Good post! Most serious readers will find Wampler's
comparison more illuminating than Gosling's
off-the-cuff boosterism, referenced by this
slashdot topic. Whether I agree or disagree with
Gosling's opinions in the interview -- in fact,
I mostly agree -- they remain just that, almost
pure op ed, rather than substantive comment.
That's not a criticism of Gosling's (presumed)
honest expression of his opinions, just a comment
on the practical usefulness of the article.

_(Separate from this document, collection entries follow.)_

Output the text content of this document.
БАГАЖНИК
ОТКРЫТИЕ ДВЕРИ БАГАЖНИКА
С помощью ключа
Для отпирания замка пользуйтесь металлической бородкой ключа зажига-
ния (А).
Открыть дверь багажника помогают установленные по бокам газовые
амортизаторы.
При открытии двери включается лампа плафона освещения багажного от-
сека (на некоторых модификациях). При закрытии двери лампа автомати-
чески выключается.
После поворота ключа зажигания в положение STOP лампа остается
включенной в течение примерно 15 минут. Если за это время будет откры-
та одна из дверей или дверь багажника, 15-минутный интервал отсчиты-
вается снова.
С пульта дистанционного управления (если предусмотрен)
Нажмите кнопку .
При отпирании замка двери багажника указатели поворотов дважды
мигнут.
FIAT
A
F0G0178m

-I like my women like I like my tea: green-
Even as someone who doesn't like Java, I can see that some of your "differences" are just superficial techniques and syntactic sugar. You have some real interesting differences between Java and C#, don't muddy them with these bad examples:
It would be more accurate to say that Java has primitive types. If you want a primitive integer value, declare an "int". If you want an object, declare an "Integer". Java gives you the option of (sometimes) a more simple representation. C# doesn't. It's a bit of a weak argument to claim that C# isn't strongly derivative of Java because it has fewer options.
A property is syntactic sugar for Getters and Setters. It's a real nice feature, but strictly superficial. The existence of properties isn't going to change the fundamental design of any program.
Again, handy syntactic sugar, but not a really core change. It's nice to have the option, but no one is going to change their programming techniques because of it.